The prepare was created for cases where we fail to write the final
complete log entry (e.g., due to crash) but after the metadata entry
was already written. In the original design we'd identify cases where
we didn't get a complete after the prepare and recover. However, this
was never implemented, so losing the prepare as it is doesn't make
things worse than they are. The question is how do we solve the case
that I described. In the data case it's not an issue, as the bucket
index has the dir_suggest mechanism that deals with it and implicitly
solves the problem. In the metadata case there is no such mechanism.
One way to go there maybe would be by maintaining a journal of
metadata changes. In any case I do think the prepare can and needs to
go.
Okay, thanks. Maybe we could write these prepare entries to a separate
index in omap, and have the complete step delete them. That way we could
avoid replicating the prepares to other zones, and we could replay just
the incomplete ops on startup instead of having to list the entire mdlog.
Another option is to do a two phase commit on the metadata entries,
and recover similarly to the dir_suggest mechanism. Have an attribute
(local to the zone) on the metadata object that signifies whether it's
'complete'. So a write sequence to a metadata entry on a zone that
needs to log metadata entries will be:
  - write entry (+attr.state=prepare)
  - update mdlog
  - update entry (attr.state=complete)

When reading the metadata object we'll need to read the status
attribute, and if the state is not 'complete' then we'll rewrite the
entry (with appropriate guard).

This should scale better than maintaining omap for prepares. The cost
is extra attribute and another write on metadata entry update. We
currently update the mdlog synchronously, so asynchronously updating
the attribute shouldn't add much latency. The flip side is that there
will be no tracking of what metadata entries are in 'prepare' state.
I'm not sure if that's a requirement.

In the context of this bucket cleanup project, the main requirement 
would be to notice deletes that didn't commit - so using attributes on 
the metadata object itself wouldn't help with that case. The dir_suggest 
mechanism has a similar issue, where it only tries try to recover after 
a read. That's why I think we'd need some independent way to list the 
uncommitted changes.

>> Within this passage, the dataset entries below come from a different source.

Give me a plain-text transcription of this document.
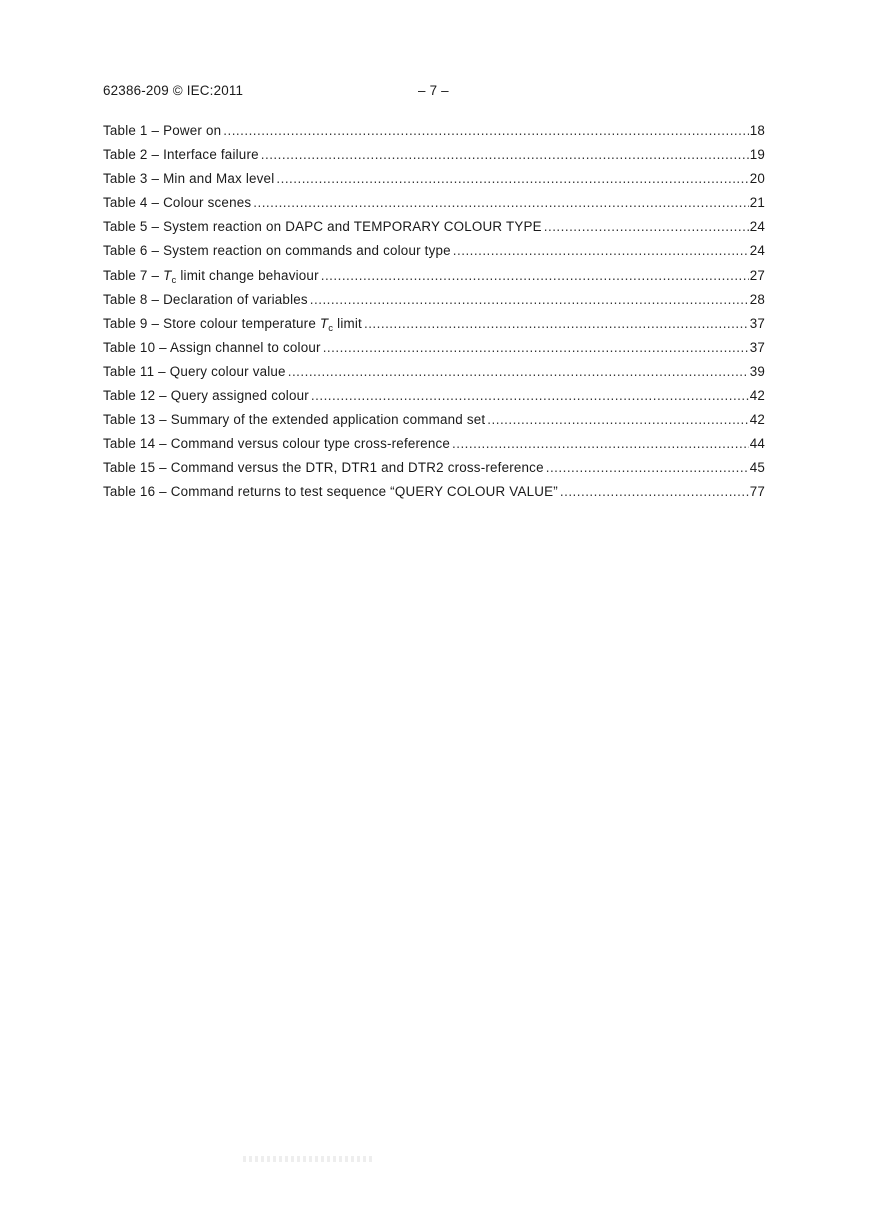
62386-209 © IEC:2011	– 7 –
Table 1 – Power on .....	18
Table 2 – Interface failure .....	19
Table 3 – Min and Max level .....	20
Table 4 – Colour scenes .....	21
Table 5 – System reaction on DAPC and TEMPORARY COLOUR TYPE .....	24
Table 6 – System reaction on commands and colour type .....	24
Table $7 - T_c$ limit change behaviour .....	27
Table 8 – Declaration of variables .....	28
Table 9 – Store colour temperature $T_c$ limit .....	37
Table 10 – Assign channel to colour .....	37
Table 11 – Query colour value .....	39
Table 12 – Query assigned colour .....	42
Table 13 – Summary of the extended application command set .....	42
Table 14 – Command versus colour type cross-reference .....	44
Table 15 – Command versus the DTR, DTR1 and DTR2 cross-reference .....	45
Table 16 – Command returns to test sequence “QUERY COLOUR VALUE” .....	77
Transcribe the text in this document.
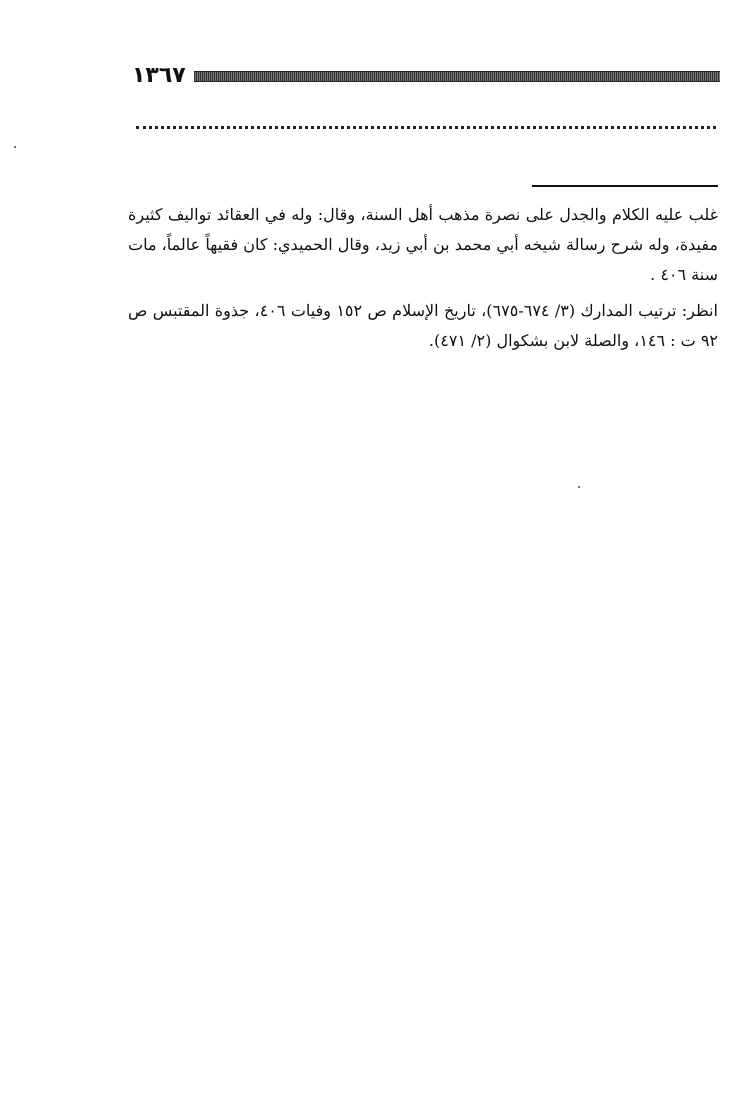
١٣٦٧

غلب عليه الكلام والجدل على نصرة مذهب أهل السنة، وقال: وله في العقائد تواليف كثيرة مفيدة، وله شرح رسالة شيخه أبي محمد بن أبي زيد، وقال الحميدي: كان فقيهاً عالماً، مات سنة ٤٠٦ .

انظر: ترتيب المدارك (٣/ ٦٧٤-٦٧٥)، تاريخ الإسلام ص ١٥٢ وفيات ٤٠٦، جذوة المقتبس ص ٩٢ ت : ١٤٦، والصلة لابن بشكوال (٢/ ٤٧١).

I imagine we'll also need to support multiple 
pending operations on an object, where we might prepare both and then 
complete/abort each depending on what cls_version returns.

Since metadata isn't mutated that frequently, I'm less concerned about 
overhead from the transactions. My suggestion also added an extra omap 
delete to the commit step, though it could happen in the same osd op as 
the mdlog commit (and probably be async).